OpenAI readies ChatGPT deployment for 3 million Pentagon personnel
The deployment represents one of the largest single-organization rollouts of a commercial LLM to date. OpenAI's custom ChatGPT will go live on GenAI.mil — the Pentagon's in-house generative-AI platform — in early July, reaching more than 3 million defense personnel. The build is certified for unclassified work and runs entirely within authorized government cloud infrastructure, a requirement for handling sensitive but unclassified workflows.
The initiative is a joint effort with the DoD's Chief Digital and Artificial Intelligence Office (CDAO), which has been standardizing how the military procures and deploys AI. It complements the earlier availability of OpenAI's models — GPT-5.4, GPT-5.5, and Codex — to the federal workforce via Amazon Bedrock and GovCloud, giving the government multiple procurement paths for OpenAI capabilities.

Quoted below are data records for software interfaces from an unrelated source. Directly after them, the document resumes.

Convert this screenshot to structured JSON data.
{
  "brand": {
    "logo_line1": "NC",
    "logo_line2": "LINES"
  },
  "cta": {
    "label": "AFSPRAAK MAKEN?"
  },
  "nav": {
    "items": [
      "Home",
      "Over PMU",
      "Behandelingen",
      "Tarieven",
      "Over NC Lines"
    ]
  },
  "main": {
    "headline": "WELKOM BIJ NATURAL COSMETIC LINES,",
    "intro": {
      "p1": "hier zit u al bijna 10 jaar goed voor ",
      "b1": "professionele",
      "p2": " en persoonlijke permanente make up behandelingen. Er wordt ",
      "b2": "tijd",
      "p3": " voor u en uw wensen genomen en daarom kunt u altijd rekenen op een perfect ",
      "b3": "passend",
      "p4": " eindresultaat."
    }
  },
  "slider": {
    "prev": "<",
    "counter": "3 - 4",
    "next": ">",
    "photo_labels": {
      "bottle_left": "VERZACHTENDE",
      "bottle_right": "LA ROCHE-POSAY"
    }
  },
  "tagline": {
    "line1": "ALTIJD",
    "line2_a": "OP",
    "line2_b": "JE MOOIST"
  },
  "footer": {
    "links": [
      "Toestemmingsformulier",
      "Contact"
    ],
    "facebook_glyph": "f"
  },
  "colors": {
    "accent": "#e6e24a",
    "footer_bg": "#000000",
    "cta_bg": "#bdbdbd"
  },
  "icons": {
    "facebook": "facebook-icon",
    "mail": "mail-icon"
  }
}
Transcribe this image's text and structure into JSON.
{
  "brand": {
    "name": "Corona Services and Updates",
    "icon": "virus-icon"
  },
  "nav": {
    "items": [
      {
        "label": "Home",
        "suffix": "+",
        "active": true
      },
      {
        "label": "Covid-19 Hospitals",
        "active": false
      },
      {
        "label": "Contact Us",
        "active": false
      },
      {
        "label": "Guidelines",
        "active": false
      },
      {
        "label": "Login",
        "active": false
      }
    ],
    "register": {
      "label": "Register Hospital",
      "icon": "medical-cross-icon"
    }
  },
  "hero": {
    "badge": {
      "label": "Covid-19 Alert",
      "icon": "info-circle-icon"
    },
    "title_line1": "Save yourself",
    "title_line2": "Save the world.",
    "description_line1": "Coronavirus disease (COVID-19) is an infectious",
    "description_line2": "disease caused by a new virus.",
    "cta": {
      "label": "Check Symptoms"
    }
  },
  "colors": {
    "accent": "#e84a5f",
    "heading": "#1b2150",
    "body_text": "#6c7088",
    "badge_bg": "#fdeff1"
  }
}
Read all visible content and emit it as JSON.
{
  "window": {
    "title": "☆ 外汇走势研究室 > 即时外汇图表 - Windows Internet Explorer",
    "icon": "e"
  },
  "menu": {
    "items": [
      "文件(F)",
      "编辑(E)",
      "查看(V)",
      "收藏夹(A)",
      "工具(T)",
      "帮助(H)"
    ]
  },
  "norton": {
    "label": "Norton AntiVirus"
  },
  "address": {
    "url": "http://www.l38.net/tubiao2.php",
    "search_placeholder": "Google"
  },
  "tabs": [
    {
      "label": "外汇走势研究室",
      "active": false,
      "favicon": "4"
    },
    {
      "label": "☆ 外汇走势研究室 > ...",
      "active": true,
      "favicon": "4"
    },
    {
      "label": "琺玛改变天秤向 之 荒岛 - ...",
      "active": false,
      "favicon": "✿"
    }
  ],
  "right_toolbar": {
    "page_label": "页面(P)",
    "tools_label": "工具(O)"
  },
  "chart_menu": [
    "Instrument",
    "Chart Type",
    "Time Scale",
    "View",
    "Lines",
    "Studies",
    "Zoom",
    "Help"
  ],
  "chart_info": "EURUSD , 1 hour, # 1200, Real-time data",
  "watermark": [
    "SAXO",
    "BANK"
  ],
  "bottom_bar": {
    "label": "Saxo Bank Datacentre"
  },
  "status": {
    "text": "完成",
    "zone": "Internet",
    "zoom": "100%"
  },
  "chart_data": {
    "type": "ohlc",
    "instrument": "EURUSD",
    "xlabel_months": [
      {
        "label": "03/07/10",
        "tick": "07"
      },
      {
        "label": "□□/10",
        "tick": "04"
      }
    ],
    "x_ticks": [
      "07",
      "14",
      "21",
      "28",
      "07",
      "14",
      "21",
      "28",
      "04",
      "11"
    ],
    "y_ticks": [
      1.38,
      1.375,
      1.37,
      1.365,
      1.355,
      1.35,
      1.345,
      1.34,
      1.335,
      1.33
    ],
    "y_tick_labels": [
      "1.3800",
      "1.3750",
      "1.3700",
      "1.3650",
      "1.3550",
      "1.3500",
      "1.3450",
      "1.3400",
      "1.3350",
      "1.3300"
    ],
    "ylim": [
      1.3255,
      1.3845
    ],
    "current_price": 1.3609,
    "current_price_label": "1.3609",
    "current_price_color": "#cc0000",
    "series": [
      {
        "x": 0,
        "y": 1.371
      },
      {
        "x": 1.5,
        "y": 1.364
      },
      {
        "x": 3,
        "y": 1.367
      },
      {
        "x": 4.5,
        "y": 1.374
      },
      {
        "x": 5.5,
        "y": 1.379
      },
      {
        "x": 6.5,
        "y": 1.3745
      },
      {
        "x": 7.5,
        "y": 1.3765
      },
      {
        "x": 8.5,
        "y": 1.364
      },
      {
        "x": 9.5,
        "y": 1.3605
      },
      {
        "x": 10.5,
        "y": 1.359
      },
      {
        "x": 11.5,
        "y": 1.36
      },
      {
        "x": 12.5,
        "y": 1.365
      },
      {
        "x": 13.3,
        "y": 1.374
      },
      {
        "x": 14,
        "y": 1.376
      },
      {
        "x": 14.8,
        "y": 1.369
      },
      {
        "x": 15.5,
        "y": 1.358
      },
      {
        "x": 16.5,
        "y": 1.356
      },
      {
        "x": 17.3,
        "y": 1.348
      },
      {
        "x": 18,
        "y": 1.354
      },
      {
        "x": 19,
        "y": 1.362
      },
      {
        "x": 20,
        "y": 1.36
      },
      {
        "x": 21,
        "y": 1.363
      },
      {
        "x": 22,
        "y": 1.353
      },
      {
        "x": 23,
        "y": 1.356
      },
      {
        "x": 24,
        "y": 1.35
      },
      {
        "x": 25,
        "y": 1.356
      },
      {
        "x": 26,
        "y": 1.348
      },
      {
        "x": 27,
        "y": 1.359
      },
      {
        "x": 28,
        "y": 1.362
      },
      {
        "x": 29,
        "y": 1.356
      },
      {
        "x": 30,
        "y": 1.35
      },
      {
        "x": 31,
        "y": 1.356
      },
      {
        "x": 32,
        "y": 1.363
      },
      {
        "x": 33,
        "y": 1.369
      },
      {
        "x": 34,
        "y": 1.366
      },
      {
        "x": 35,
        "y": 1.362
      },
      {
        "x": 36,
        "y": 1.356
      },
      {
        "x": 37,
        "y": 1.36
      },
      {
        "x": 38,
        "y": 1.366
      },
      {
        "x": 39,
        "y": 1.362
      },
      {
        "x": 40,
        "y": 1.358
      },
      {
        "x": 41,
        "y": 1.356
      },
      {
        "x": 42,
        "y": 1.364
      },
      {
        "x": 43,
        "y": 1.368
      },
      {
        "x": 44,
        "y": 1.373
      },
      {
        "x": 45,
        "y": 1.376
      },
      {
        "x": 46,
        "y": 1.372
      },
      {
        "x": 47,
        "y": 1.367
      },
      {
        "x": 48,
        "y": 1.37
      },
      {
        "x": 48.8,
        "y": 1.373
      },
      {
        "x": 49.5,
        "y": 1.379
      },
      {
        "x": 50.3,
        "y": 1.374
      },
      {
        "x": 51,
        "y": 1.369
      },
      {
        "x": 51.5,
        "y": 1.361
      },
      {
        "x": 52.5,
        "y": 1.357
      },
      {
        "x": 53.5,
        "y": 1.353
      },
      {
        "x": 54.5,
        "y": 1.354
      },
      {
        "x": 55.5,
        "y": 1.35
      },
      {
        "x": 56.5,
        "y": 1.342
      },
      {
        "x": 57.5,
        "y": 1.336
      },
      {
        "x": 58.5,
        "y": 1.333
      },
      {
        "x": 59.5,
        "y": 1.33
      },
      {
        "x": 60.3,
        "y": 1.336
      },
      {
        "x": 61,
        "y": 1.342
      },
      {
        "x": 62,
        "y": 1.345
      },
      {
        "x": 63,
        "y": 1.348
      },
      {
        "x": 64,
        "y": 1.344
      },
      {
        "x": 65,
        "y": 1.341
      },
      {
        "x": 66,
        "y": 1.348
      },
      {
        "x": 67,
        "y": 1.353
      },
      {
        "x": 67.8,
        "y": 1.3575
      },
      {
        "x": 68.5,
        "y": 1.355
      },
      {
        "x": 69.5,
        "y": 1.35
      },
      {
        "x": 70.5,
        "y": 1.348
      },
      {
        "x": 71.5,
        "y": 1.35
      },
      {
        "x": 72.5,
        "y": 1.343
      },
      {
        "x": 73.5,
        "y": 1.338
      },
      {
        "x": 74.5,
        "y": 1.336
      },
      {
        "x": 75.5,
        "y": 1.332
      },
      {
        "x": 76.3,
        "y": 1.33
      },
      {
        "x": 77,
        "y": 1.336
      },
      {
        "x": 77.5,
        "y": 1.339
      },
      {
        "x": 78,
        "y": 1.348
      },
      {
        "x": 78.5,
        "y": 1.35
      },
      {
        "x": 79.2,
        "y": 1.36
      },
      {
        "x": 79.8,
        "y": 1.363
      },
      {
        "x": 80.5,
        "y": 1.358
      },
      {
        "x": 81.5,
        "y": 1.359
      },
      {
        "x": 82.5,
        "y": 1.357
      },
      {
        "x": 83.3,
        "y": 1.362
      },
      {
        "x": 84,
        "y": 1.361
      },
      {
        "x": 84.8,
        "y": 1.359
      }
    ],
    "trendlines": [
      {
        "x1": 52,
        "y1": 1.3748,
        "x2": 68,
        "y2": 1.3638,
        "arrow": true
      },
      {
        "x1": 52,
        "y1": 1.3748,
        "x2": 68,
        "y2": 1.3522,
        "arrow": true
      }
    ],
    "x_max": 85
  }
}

Competitively, the deal cements OpenAI's lead in U.S. government adoption at a moment when rivals face headwinds: Anthropic's models were just pulled by export-control order, and xAI's Grok is mired in controversy over its targeting role. The contrast is stark — OpenAI is scaling a sanctioned, unclassified productivity deployment while competitors grapple with national-security entanglements. The key questions to watch: what guardrails govern 3 million users on a single platform, how usage is audited, and whether the unclassified scope holds or expands toward more sensitive work over time.